BRATTLEBORO — Tim Stevenson, founding director of Post Oil Solutions, has led weekly Friday vigils in front of the TD Bank branch on Main Street for more than two years to call attention to the financial giant's investments in fracked gas, tar sands oil, and the Keystone XL and Dakota Access Pipelines.
But since the election of Donald J. Trump, Stevenson said the vigils have taken on an extra urgency, since Trump supports the construction of both pipelines, is an advocate of expanded oil, gas, and coal production in the U.S., and believes climate change is a hoax.
“It's definitely time to up the ante on our end,” he said.
That is why Stevenson and two other local protesters, Daniel Sicken and Li-Pon Owen, were arrested by Brattleboro Police on Feb. 22 and charged with disorderly conduct after blocking the front entrance to the bank.

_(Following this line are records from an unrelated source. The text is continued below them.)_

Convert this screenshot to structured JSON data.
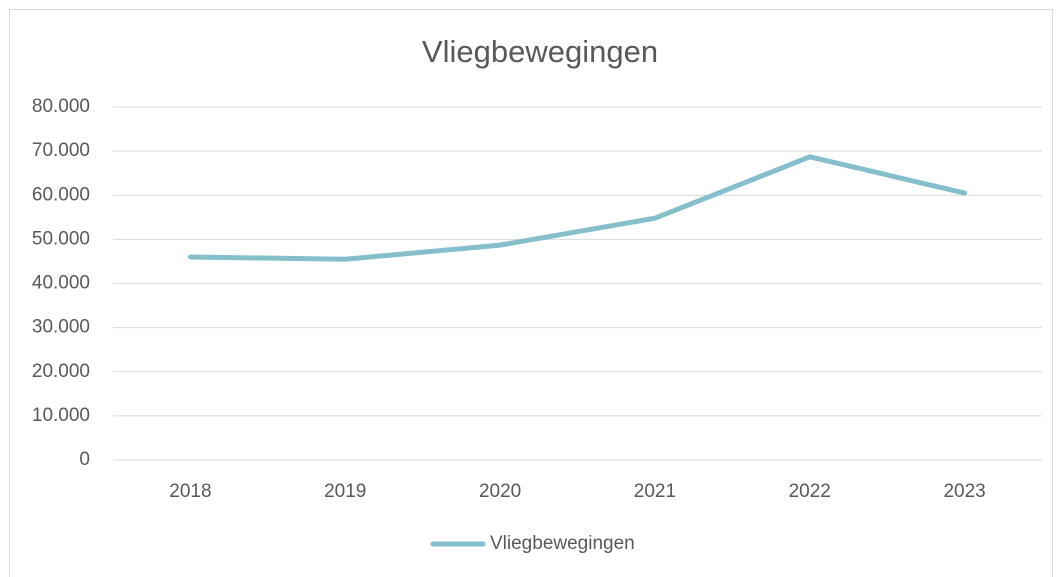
{
  "chart_data": {
    "type": "line",
    "title": "Vliegbewegingen",
    "categories": [
      "2018",
      "2019",
      "2020",
      "2021",
      "2022",
      "2023"
    ],
    "series": [
      {
        "name": "Vliegbewegingen",
        "color": "#84bfcb",
        "values": [
          46000,
          45500,
          48700,
          54800,
          68700,
          60500
        ]
      }
    ],
    "ylim": [
      0,
      80000
    ],
    "yticks": [
      0,
      {
        "value": 10000,
        "label": "10.000"
      },
      {
        "value": 20000,
        "label": "20.000"
      },
      {
        "value": 30000,
        "label": "30.000"
      },
      {
        "value": 40000,
        "label": "40.000"
      },
      {
        "value": 50000,
        "label": "50.000"
      },
      {
        "value": 60000,
        "label": "60.000"
      },
      {
        "value": 70000,
        "label": "70.000"
      },
      {
        "value": 80000,
        "label": "80.000"
      }
    ],
    "grid": true,
    "legend": "bottom"
  }
}
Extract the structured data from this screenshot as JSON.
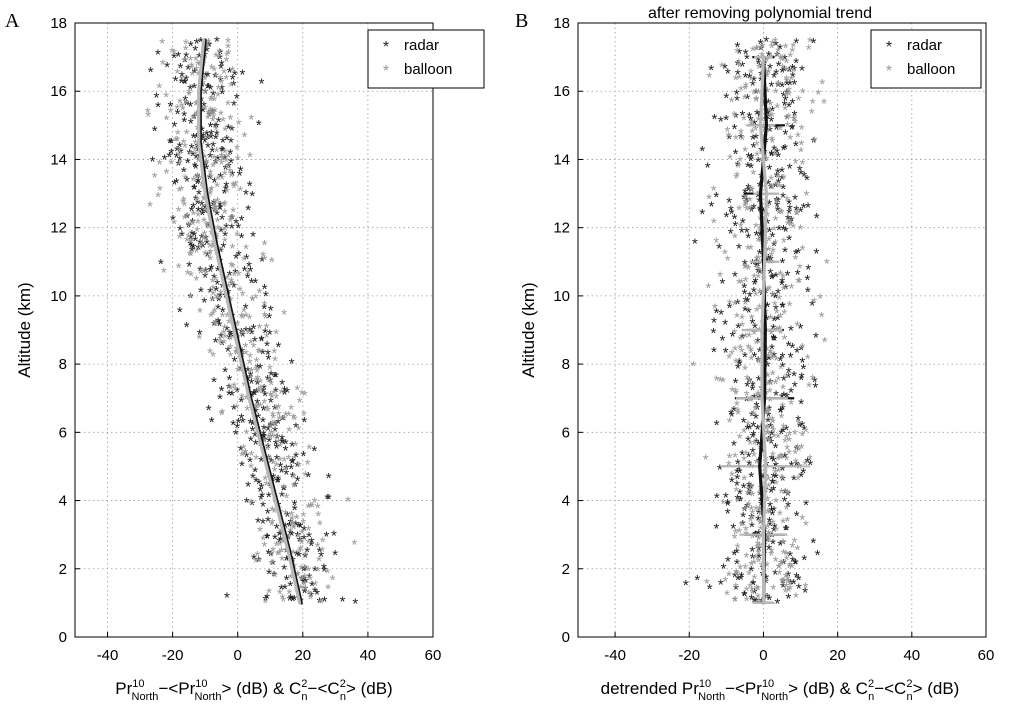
{
  "chart_data": [
    {
      "panel_label": "A",
      "type": "scatter",
      "title": "",
      "xlabel": {
        "base": "Pr",
        "sup": "10",
        "sub": "North",
        "mid": "−<Pr",
        "mid_sup": "10",
        "mid_sub": "North",
        "end": "> (dB) & C",
        "c_sup": "2",
        "c_sub": "n",
        "c_mid": "−<C",
        "c2_sup": "2",
        "c2_sub": "n",
        "c_end": "> (dB)"
      },
      "ylabel": "Altitude (km)",
      "xlim": [
        -50,
        60
      ],
      "ylim": [
        0,
        18
      ],
      "xticks": [
        "-40",
        "-20",
        "0",
        "20",
        "40",
        "60"
      ],
      "xtick_values": [
        -40,
        -20,
        0,
        20,
        40,
        60
      ],
      "yticks": [
        "0",
        "2",
        "4",
        "6",
        "8",
        "10",
        "12",
        "14",
        "16",
        "18"
      ],
      "ytick_values": [
        0,
        2,
        4,
        6,
        8,
        10,
        12,
        14,
        16,
        18
      ],
      "grid": true,
      "legend": {
        "position": "top-right",
        "entries": [
          {
            "label": "radar",
            "color": "#222222"
          },
          {
            "label": "balloon",
            "color": "#9a9a9a"
          }
        ]
      },
      "series": [
        {
          "name": "radar",
          "kind": "scatter",
          "color": "#222222",
          "trend": "decreasing-with-altitude",
          "y_range": [
            1,
            17.5
          ],
          "x_center_at_y": [
            [
              1,
              19
            ],
            [
              4,
              13
            ],
            [
              6,
              8
            ],
            [
              8,
              3
            ],
            [
              10,
              -3
            ],
            [
              12,
              -8
            ],
            [
              14,
              -11
            ],
            [
              16,
              -11
            ],
            [
              17.5,
              -10
            ]
          ],
          "x_spread": 7
        },
        {
          "name": "balloon",
          "kind": "scatter",
          "color": "#9a9a9a",
          "trend": "decreasing-with-altitude",
          "y_range": [
            1,
            17.5
          ],
          "x_center_at_y": [
            [
              1,
              20
            ],
            [
              4,
              14
            ],
            [
              6,
              9
            ],
            [
              8,
              3
            ],
            [
              10,
              -3
            ],
            [
              12,
              -8
            ],
            [
              14,
              -11
            ],
            [
              16,
              -11
            ],
            [
              17.5,
              -10
            ]
          ],
          "x_spread": 7
        },
        {
          "name": "radar fit",
          "kind": "line",
          "color": "#111111",
          "points": [
            [
              19.5,
              1
            ],
            [
              16,
              2.5
            ],
            [
              12,
              4
            ],
            [
              8,
              5.5
            ],
            [
              4,
              7
            ],
            [
              0.5,
              8.5
            ],
            [
              -3,
              10
            ],
            [
              -6.5,
              11.5
            ],
            [
              -9.5,
              13
            ],
            [
              -11.5,
              14.5
            ],
            [
              -11.5,
              16
            ],
            [
              -10,
              17.5
            ]
          ]
        },
        {
          "name": "balloon fit",
          "kind": "line",
          "color": "#b8b8b8",
          "points": [
            [
              19,
              1
            ],
            [
              15.5,
              2.5
            ],
            [
              11.5,
              4
            ],
            [
              7.5,
              5.5
            ],
            [
              3.5,
              7
            ],
            [
              0,
              8.5
            ],
            [
              -3.5,
              10
            ],
            [
              -7,
              11.5
            ],
            [
              -10,
              13
            ],
            [
              -12,
              14.5
            ],
            [
              -12,
              16
            ],
            [
              -10.5,
              17.5
            ]
          ]
        }
      ]
    },
    {
      "panel_label": "B",
      "type": "scatter",
      "title": "after removing polynomial trend",
      "xlabel": {
        "pre": "detrended ",
        "base": "Pr",
        "sup": "10",
        "sub": "North",
        "mid": "−<Pr",
        "mid_sup": "10",
        "mid_sub": "North",
        "end": "> (dB) & C",
        "c_sup": "2",
        "c_sub": "n",
        "c_mid": "−<C",
        "c2_sup": "2",
        "c2_sub": "n",
        "c_end": "> (dB)"
      },
      "ylabel": "Altitude (km)",
      "xlim": [
        -50,
        60
      ],
      "ylim": [
        0,
        18
      ],
      "xticks": [
        "-40",
        "-20",
        "0",
        "20",
        "40",
        "60"
      ],
      "xtick_values": [
        -40,
        -20,
        0,
        20,
        40,
        60
      ],
      "yticks": [
        "0",
        "2",
        "4",
        "6",
        "8",
        "10",
        "12",
        "14",
        "16",
        "18"
      ],
      "ytick_values": [
        0,
        2,
        4,
        6,
        8,
        10,
        12,
        14,
        16,
        18
      ],
      "grid": true,
      "legend": {
        "position": "top-right",
        "entries": [
          {
            "label": "radar",
            "color": "#222222"
          },
          {
            "label": "balloon",
            "color": "#9a9a9a"
          }
        ]
      },
      "series": [
        {
          "name": "radar",
          "kind": "scatter",
          "color": "#222222",
          "y_range": [
            1,
            17.5
          ],
          "x_center": 0,
          "x_spread": 7
        },
        {
          "name": "balloon",
          "kind": "scatter",
          "color": "#9a9a9a",
          "y_range": [
            1,
            17.5
          ],
          "x_center": 0,
          "x_spread": 7
        },
        {
          "name": "radar mean",
          "kind": "line",
          "color": "#111111",
          "points": [
            [
              0,
              1
            ],
            [
              0.3,
              3
            ],
            [
              -1,
              5
            ],
            [
              0.3,
              7
            ],
            [
              0.5,
              9
            ],
            [
              0,
              11
            ],
            [
              -0.8,
              13
            ],
            [
              0.8,
              15
            ],
            [
              0,
              17
            ]
          ]
        },
        {
          "name": "balloon mean",
          "kind": "line",
          "color": "#b8b8b8",
          "points": [
            [
              0,
              1
            ],
            [
              0,
              3
            ],
            [
              0.6,
              5
            ],
            [
              -0.4,
              7
            ],
            [
              -0.4,
              9
            ],
            [
              0.3,
              11
            ],
            [
              0.8,
              13
            ],
            [
              -0.8,
              15
            ],
            [
              0,
              17
            ]
          ]
        },
        {
          "name": "radar error bars",
          "kind": "errorbar",
          "color": "#111111",
          "bars": [
            {
              "y": 1,
              "x": 0,
              "half_width": 2.5
            },
            {
              "y": 3,
              "x": 0.3,
              "half_width": 5.5
            },
            {
              "y": 5,
              "x": -1,
              "half_width": 10
            },
            {
              "y": 7,
              "x": 0.3,
              "half_width": 8
            },
            {
              "y": 9,
              "x": 0.5,
              "half_width": 5
            },
            {
              "y": 11,
              "x": 0,
              "half_width": 3
            },
            {
              "y": 13,
              "x": -0.8,
              "half_width": 4.5
            },
            {
              "y": 15,
              "x": 0.8,
              "half_width": 5
            },
            {
              "y": 17,
              "x": 0,
              "half_width": 3
            }
          ]
        },
        {
          "name": "balloon error bars",
          "kind": "errorbar",
          "color": "#b8b8b8",
          "bars": [
            {
              "y": 1,
              "x": 0,
              "half_width": 3
            },
            {
              "y": 3,
              "x": 0,
              "half_width": 6.5
            },
            {
              "y": 5,
              "x": 0.6,
              "half_width": 12
            },
            {
              "y": 7,
              "x": -0.4,
              "half_width": 7
            },
            {
              "y": 9,
              "x": -0.4,
              "half_width": 5.5
            },
            {
              "y": 11,
              "x": 0.3,
              "half_width": 4
            },
            {
              "y": 13,
              "x": 0.8,
              "half_width": 3.5
            },
            {
              "y": 15,
              "x": -0.8,
              "half_width": 4
            },
            {
              "y": 17,
              "x": 0,
              "half_width": 2.5
            }
          ]
        }
      ]
    }
  ]
}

Stevenson, Sicken, and Owen were all cited to appear in Windham District Court on April 4 to answer to the charge.
In a statement read to a crowd of more than 50 people that gathered in front of the bank, Stevenson said “in the hope for the well-being of all children and all living beings, we witness and call attention to the deadly fossil fuel investment activities of TD Bank,” and urged the bank's depositors “to withdraw their funds, until such time that TD Bank management discontinues” those investments.
After the statement was read, the trio entered the foyer of the bank's lobby and refused to leave.
“When we've done our vigils, we've been told not to be on the bank's property, and we complied,” Stevenson said. “Today, we were committed to civil disobedience, and we were prepared to be arrested.”
Several Brattleboro Police officers eventually arrived to arrest the three protesters, but it was all done in a quiet, low-key manner.
The vigils at the Brattleboro and Bellows Falls branches continued as scheduled on Feb. 24, and the campaign to get depositors, including the state of Vermont, to move their money also continues.
According to the state treasurer's office, nearly all of Vermont's unrestricted cash - more than $193 million as of Sept. 30, 2016 - is in TD Bank.
“The state does all of its banking with TD Bank,” said Stevenson. “That contract is up this year, but the other banks being considered also have ties to tar sands oil.”